Für die Jugendlichen gab es Unterstützung, damit ihre teils düsteren Raplines auch gut rüberkamen und die richtigen Sprechpausen im Song eingehalten wurden. „Das was du rappst, musst du in dem Moment auch fühlen“, gab Klein einen Tipp, „sonst klingt es nicht authentisch“. Die Nachwuchsrapper Arslan, Tomás, Fabian, Barat und Enes haben nacheinander ihre selbst verfassten Zeilen gerappt, Klein fügte alles mit den passenden Beats zusammen.

Die fünf Jugendlichen waren zusammen zum Workshop gekommen und fanden es eine tolle Erfahrung, mit ihren Freunden einen eigenen Song zu produzieren. „Normalerweise hören wir gemeinsam Musik, das ist jetzt schon etwas Besonderes.
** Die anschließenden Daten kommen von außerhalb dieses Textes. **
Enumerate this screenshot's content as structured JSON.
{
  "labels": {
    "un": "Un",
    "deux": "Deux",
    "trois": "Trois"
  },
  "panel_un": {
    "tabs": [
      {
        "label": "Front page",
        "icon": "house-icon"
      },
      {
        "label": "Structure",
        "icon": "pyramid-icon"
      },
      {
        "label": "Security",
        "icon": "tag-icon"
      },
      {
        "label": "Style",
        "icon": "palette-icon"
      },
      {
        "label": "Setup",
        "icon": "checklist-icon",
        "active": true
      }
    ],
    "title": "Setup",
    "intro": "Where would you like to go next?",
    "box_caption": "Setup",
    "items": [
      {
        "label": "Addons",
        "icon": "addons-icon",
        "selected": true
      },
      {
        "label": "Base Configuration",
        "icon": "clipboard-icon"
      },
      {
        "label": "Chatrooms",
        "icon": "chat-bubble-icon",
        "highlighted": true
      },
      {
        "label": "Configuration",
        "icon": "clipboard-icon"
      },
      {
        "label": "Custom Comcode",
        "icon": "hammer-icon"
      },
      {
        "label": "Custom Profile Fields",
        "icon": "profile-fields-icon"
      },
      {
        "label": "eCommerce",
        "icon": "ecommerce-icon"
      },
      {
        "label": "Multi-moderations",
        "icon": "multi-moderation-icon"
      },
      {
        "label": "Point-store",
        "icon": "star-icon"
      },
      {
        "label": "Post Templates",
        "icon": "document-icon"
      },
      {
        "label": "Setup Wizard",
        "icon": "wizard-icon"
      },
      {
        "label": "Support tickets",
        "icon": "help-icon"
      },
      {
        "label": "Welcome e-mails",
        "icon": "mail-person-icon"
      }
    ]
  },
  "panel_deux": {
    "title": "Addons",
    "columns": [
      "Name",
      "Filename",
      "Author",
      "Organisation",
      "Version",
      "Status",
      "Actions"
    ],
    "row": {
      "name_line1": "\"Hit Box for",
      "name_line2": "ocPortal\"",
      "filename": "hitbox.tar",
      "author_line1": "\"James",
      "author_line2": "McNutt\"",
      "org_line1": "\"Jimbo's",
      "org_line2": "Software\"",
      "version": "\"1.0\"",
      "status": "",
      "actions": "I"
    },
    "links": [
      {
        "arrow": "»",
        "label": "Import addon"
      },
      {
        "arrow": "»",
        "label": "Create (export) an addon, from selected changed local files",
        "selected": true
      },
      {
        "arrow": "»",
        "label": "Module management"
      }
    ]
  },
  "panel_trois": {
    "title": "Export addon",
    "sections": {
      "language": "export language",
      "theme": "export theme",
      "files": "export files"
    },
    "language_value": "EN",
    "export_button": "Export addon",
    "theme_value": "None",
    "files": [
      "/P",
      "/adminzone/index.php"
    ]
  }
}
Die Rapagogen sind supernett und man muss sich wegen nichts schämen. Es war das Beste und ein Gänsehaut-Moment, als wir am Ende den fertigen Song hören konnten, unseren Song!“, da sind die Jungs sich einig.

Video-Doku zum Projekt

Insgesamt haben an den beiden Workshops 20 Kinder und Jugendliche teilgenommen. Es sind mehrere Rapsongs entstanden, die einem Dokumentationsfilm als Soundtrack dienen. Darüber hinaus wurden an der M-Power Tour über 100 Vierzeiler getextet, die im Nachgang von den Rapagogen vertont wurden. 
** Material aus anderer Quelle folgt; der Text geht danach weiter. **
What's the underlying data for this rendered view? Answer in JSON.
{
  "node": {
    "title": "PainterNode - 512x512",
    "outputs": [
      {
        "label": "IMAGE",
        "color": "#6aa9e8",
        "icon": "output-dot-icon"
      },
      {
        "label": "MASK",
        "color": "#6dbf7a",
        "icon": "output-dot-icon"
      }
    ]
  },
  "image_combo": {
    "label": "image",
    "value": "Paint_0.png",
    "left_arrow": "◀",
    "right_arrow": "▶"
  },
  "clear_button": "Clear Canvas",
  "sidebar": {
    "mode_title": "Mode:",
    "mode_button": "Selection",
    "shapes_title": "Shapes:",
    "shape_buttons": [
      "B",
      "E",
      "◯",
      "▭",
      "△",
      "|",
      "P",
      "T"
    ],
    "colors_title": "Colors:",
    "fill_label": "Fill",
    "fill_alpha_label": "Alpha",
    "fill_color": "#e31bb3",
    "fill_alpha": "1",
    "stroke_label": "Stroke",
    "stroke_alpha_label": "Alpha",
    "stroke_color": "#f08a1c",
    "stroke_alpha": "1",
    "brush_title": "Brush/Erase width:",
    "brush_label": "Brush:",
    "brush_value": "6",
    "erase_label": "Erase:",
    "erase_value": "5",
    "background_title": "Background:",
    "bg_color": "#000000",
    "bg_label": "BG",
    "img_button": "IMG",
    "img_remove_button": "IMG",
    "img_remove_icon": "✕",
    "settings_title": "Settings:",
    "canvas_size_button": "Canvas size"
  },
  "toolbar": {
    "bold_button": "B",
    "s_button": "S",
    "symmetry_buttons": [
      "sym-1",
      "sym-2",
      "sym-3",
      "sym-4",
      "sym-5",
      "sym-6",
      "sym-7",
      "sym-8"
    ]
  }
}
Die Rapagogen zogen am Ende ein positives Fazit. „Wenn man sieht, wie viel Hilfe die Kinder eigentlich brauchen und wie wenig sie tatsächlich in dem Moment bekommen, motiviert uns das“, verrät Weßling, der es „krass findet, wie sehr die Kids an uns hängen auch Wochen nachdem wir mit ihnen zusammengearbeitet haben“. Denn wer will, kann sich jederzeit via Instagram bei den Rapagogen melden. Klein berichtet von der großen Dankbarkeit der Jugendlichen dafür, „dass wir ein offenes Ohr für sie haben und an sie glauben“.
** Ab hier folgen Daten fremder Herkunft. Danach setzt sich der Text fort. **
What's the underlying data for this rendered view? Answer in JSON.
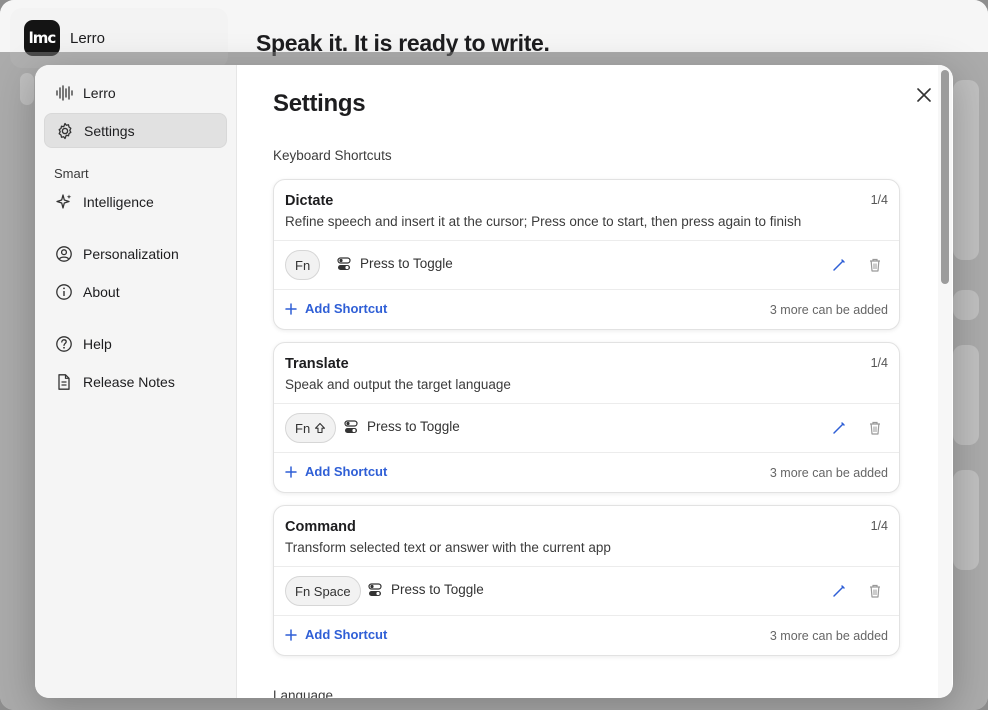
{
  "background": {
    "app_name": "Lerro",
    "logo_text": "lmc",
    "heading": "Speak it. It is ready to write."
  },
  "sidebar": {
    "items": [
      {
        "label": "Lerro",
        "icon": "waveform-icon"
      },
      {
        "label": "Settings",
        "icon": "gear-icon",
        "active": true
      },
      {
        "label": "Intelligence",
        "icon": "sparkle-icon"
      },
      {
        "label": "Personalization",
        "icon": "user-circle-icon"
      },
      {
        "label": "About",
        "icon": "info-icon"
      },
      {
        "label": "Help",
        "icon": "question-icon"
      },
      {
        "label": "Release Notes",
        "icon": "document-icon"
      }
    ],
    "section_smart": "Smart"
  },
  "main": {
    "title": "Settings",
    "section_label": "Keyboard Shortcuts",
    "next_section": "Language",
    "cards": [
      {
        "title": "Dictate",
        "count": "1/4",
        "description": "Refine speech and insert it at the cursor; Press once to start, then press again to finish",
        "key": "Fn",
        "key_icon": "",
        "mode": "Press to Toggle",
        "add_label": "Add Shortcut",
        "more": "3 more can be added"
      },
      {
        "title": "Translate",
        "count": "1/4",
        "description": "Speak and output the target language",
        "key": "Fn",
        "key_icon": "shift-icon",
        "mode": "Press to Toggle",
        "add_label": "Add Shortcut",
        "more": "3 more can be added"
      },
      {
        "title": "Command",
        "count": "1/4",
        "description": "Transform selected text or answer with the current app",
        "key": "Fn Space",
        "key_icon": "",
        "mode": "Press to Toggle",
        "add_label": "Add Shortcut",
        "more": "3 more can be added"
      }
    ]
  },
  "colors": {
    "accent": "#2f5fd6",
    "sidebar_bg": "#f5f5f5",
    "active_item_bg": "#e1e1e1"
  }
}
Intensive Tour im Landkreis

Kameramann Bilir ergänzt: „Es ist faszinierend, mitzubekommen, wie Kinder in kürzester Zeit aus sich herauskommen und diese positive Entwicklung auch selbst bemerken.“ Für Klein hat der Erfolg der Rapagogen einen einfachen, aber wirkungsvollen Grund: „Egal, was man macht, man muss die Dinge mit Leidenschaft und Herzblut machen. Das schafft Vertrauen bei den Kids. Und man muss dem anderen Respekt entgegenbringen. Dann erhält man selbst Respekt.“

Das hat geklappt, wie Weßling berichtet: „Die Tour war sehr intensiv. Man hat so viele unterschiedliche Charaktere mit den gleichen, aber auch ganz unterschiedlichen Problemen kennengelernt. Es war Wahnsinn, wie schnell sich die Jugendlichen geöffnet und auch über richtig harten Themen wie zum Beispiel den Tod eines Elternteils gesprochen haben.“ Er erzählt auch von aufwühlenden Erlebnissen: „Ein Mädchen hat einen Vierzeiler über eine sehr belastende Situation in der Familie verfasst. Die Lehrerin sagte hinterher, sie versucht, seit einem halben Jahr herauszufinden, was das Kind bedrückt – jetzt weiß sie es endlich.“

Jugendzentren stärken als Mittel gegen Einsamkeit

„Unser Ziel war es mit der M-Power-Tour auch, Jugendzentren zur stärken und für Jugendliche attraktiver zu machen. Gerade Einsamkeit ist bei jungen Menschen immer wieder ein Thema und begünstigt psychische Erkrankungen. Ein vorhandenes, gutes Mittel gegen Einsamkeit sind eben Jugendzentren. Dort kann man sich treffen, Spaß haben, aber auch mal über Sorgen oder Belastungen sprechen“, sagt Krebs.